Claude has a settings field called "Instructions for Claude", under Settings, General, Profile. Text in that box applies to every chat across the account. It is the right place for a writing rule that should always apply.
Paste this:
Write all prose, code comments, log messages, and chat responses
with literal vocabulary. The reader is a non-native English speaker.
Test before sending: would each phrase still mean what I intended
if translated word for word into another language? If not, rewrite it.
Avoid:
- Phrasal verbs whose meaning differs from the literal words
(spin up, take off, wind down, tear down, look up).
- Sports, war, cooking, or sailing metaphors (in the trenches,
simmer, on the hunt, beat us to it).
- Body-part metaphors (head down to, keep an eye on, lend a hand).
- Verbs that physically describe something else (stalled, drained,
burned down). Use neutral verbs that describe what is actually
happening (did not finish, stopped before completing).
- Niche jargon when a plain phrase is the same length (terminal
status, in flight). Prefer the plain phrase.
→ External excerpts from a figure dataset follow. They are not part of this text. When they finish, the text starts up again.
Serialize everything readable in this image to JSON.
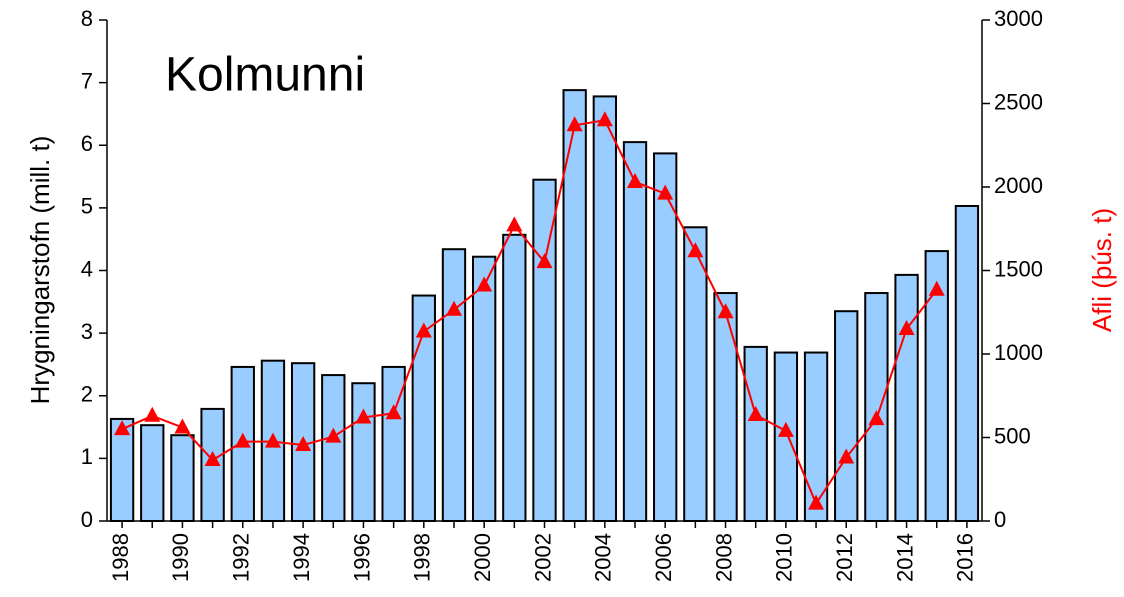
{
  "chart_data": {
    "type": "bar_line",
    "title": "Kolmunni",
    "y_label": "Hrygningarstofn (mill. t)",
    "y2_label": "Afli (þús. t)",
    "categories": [
      "1988",
      null,
      "1990",
      null,
      "1992",
      null,
      "1994",
      null,
      "1996",
      null,
      "1998",
      null,
      "2000",
      null,
      "2002",
      null,
      "2004",
      null,
      "2006",
      null,
      "2008",
      null,
      "2010",
      null,
      "2012",
      null,
      "2014",
      null,
      "2016"
    ],
    "series": [
      {
        "type": "bar",
        "color": "#99ccff",
        "values": [
          1.63,
          1.53,
          1.37,
          1.79,
          2.46,
          2.56,
          2.52,
          2.33,
          2.2,
          2.46,
          3.6,
          4.34,
          4.22,
          4.57,
          5.45,
          6.88,
          6.78,
          6.05,
          5.87,
          4.69,
          3.64,
          2.78,
          2.69,
          2.69,
          3.35,
          3.64,
          3.93,
          4.31,
          5.03
        ]
      },
      {
        "type": "line",
        "color": "#ff0000",
        "axis": "y2",
        "values": [
          550,
          630,
          560,
          365,
          475,
          475,
          455,
          505,
          620,
          645,
          1135,
          1265,
          1410,
          1770,
          1550,
          2370,
          2400,
          2030,
          1960,
          1615,
          1250,
          635,
          540,
          104,
          380,
          610,
          1150,
          1385,
          null
        ]
      }
    ],
    "ylim": [
      0,
      8
    ],
    "yticks": [
      0,
      1,
      2,
      3,
      4,
      5,
      6,
      7,
      8
    ],
    "y2lim": [
      0,
      3000
    ],
    "y2ticks": [
      0,
      500,
      1000,
      1500,
      2000,
      2500,
      3000
    ],
    "grid": false
  }
}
Keep technical terms with literal meanings (SIGTERM, graceful
shutdown, cache miss). The rule is about figurative language,
not standard terminology.
Keep sentences short and direct. Prefer the phrasing a 10-year-old
or a non-native English speaker would understand. Boring prose is
correct prose.
Save. From the next chat onward, Claude applies the rule by default.
The settings field above applies to claude.ai on the web, the desktop app, and the mobile app. These are different clients to the same backend, so one setting covers all three.
Claude Code (the CLI, and the VS Code extension that uses it) is a separate product with its own configuration. The web setting does not apply there. To get the same rule, paste the same text into a user-level file:
~/.claude/CLAUDE.md
Claude Code reads that file at the start of every session, in every project. Project-level CLAUDE.md files at the repo root also work, but for a writing rule that should always apply, the user-level file is the right place.
You now have two copies of the same text, one in the web settings and one in ~/.claude/CLAUDE.md. If you change one, update the other. There is no automatic sync between them.
The same principle works for anything I write that other developers might read. Documentation, commit messages, code review comments, Slack threads. An idiom in a PR description costs everyone two seconds and costs a non-native reader a search.
The literal-translation test is a habit I can apply with or without an LLM. The Claude instruction just makes the habit show up in every chat I have, without me having to remember.